Paris décide de sortir le gardien pour être à égalité en attaque. Tir raté, Ale en profite pour un but depuis ses propres cages. Nouveau tonnerre d'applaudissements. Le PSG commence à couler. Ils ne parviennent plus à passer notre défense. Ils courent après le score sans plus nous inquiéter.
Quinze secondes.
Dix secondes.
Cinq secondes.
Le ballon dans les mains, je m'élance. Un pas et je saute. Je domine le défenseur face à moi. Le tir résonne jusqu'à en faire trembler le poteau, mais la chance me sourit, car c'est un poteau rentrant juste au moment où le buzzer annonce la fin de la première mi-temps.
Aurélien passe à côté de moi pour rejoindre les vestiaires en faisant bien attention à me bousculer. Je me contente de l'observer partir en me désaltérant sous les paroles lointaines de Thibaut. Il me fusille encore du regard avant que Hugo ne passe à son tour et le pousse vers l'avant. Je n'entends pas ce qu'il dit, mais ça ne plait pas au plus jeune qui détourne son regard, vexé. Furieux. Mais il a voulu jouer, à lui, de se brûler les ailes maintenant.
— Bien. Très bien même ! Vous avez fait un très bon début de match, vous ne vous relâchez pas maintenant ! s'exprime l'entraîneur. Vous les avez bien canalisés, mais ils ne sont pas en reste.
Il poursuit sur des tactiques. J'écoute d'une oreille distraite. Même si c'est important, je garde mon esprit concentré sur le match et ça fonctionne plutôt bien pour l'instant. On mène. Mon match est pratiquement impeccable. Tout est en autre faveur.
— Martin, tu souffles un peu, conclut le coach après avoir donné la liste des joueurs qui débuteront cette deuxième mi-temps.
J'ai envie de contester l'ordre. Pourtant, je sais que je le regretterai en forçant. Il ne le fait pas non plus par gaieté. Ce sont les recommandations du médecin. Alors que mes coéquipiers regagnent le terrain pour se remettre dans le rythme, je reste avec le staff quelques instants pour ma cheville.
— C'est rien, dis-je, j'ai déjà plus mal.
— C'est pas parce que tu n'as plus mal que ce n'est pas grave, me gronde le docteur. Ta cheville a été fragilisée. Effectivement, ce n'est qu'un petit coup, mais il valait mieux être sûr. Et non, ça ne change pas ta position. T'as joué trente minutes à fond, ton corps a besoin de se reposer un peu.
Je soupire. Il a raison. Sauf que je veux continuer à jouer. Je veux continuer de montrer qui je suis réellement.

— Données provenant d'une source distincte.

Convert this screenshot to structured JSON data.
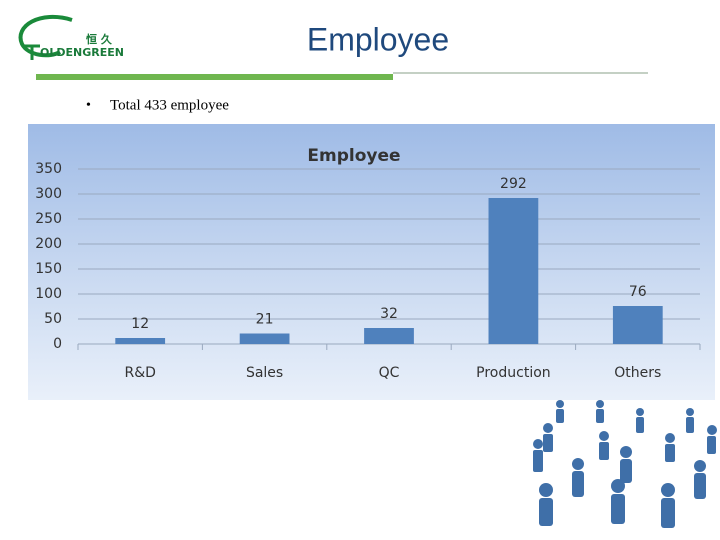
{
  "logo": {
    "chinese": "恒 久",
    "name": "OLDENGREEN"
  },
  "title": "Employee",
  "bullet": "Total 433 employee",
  "chart_data": {
    "type": "bar",
    "title": "Employee",
    "categories": [
      "R&D",
      "Sales",
      "QC",
      "Production",
      "Others"
    ],
    "values": [
      12,
      21,
      32,
      292,
      76
    ],
    "color": "#4f81bd",
    "ylim": [
      0,
      350
    ],
    "yticks": [
      0,
      50,
      100,
      150,
      200,
      250,
      300,
      350
    ],
    "grid": true
  }
}
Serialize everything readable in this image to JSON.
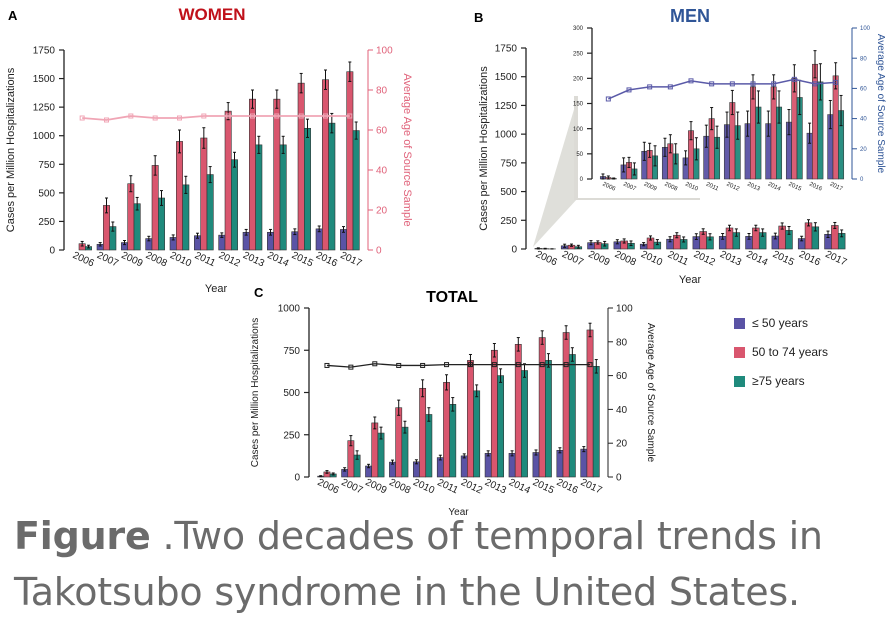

Et c'est en étant sur le terrain que je pourrais le faire, pas sur le banc de touche.
Je rejoins l'équipe quelques secondes avant le coup d'envoi du second round. La pression ne baisse pas. Les supporters sont toujours aussi présents pour nous encourager.
15-10.
Certes, nous avons une avance confortable, pourtant, les parisiens se battront pour revenir. Et ils y arriveront au moindre flottement de notre part. Ils profitent souvent de ce moment de latence en deuxième période et cette baisse de régime pour rattraper le retard et clouer le match. Sauf que je ne les laisserai pas faire. Même seul, je me battrai pour remporter ce match et les prochains.
— T'en fais pas, tu rentres bientôt Martin, juste le temps de poser le début et tu repars sur le terrain. Comme en première mi-temps. Tu canalises Kaplan et tu balances des tirs comme t'en as l'habitude, OK ?
J'acquiesce d'un signe de la tête, n'attendant plus que le prochain changement.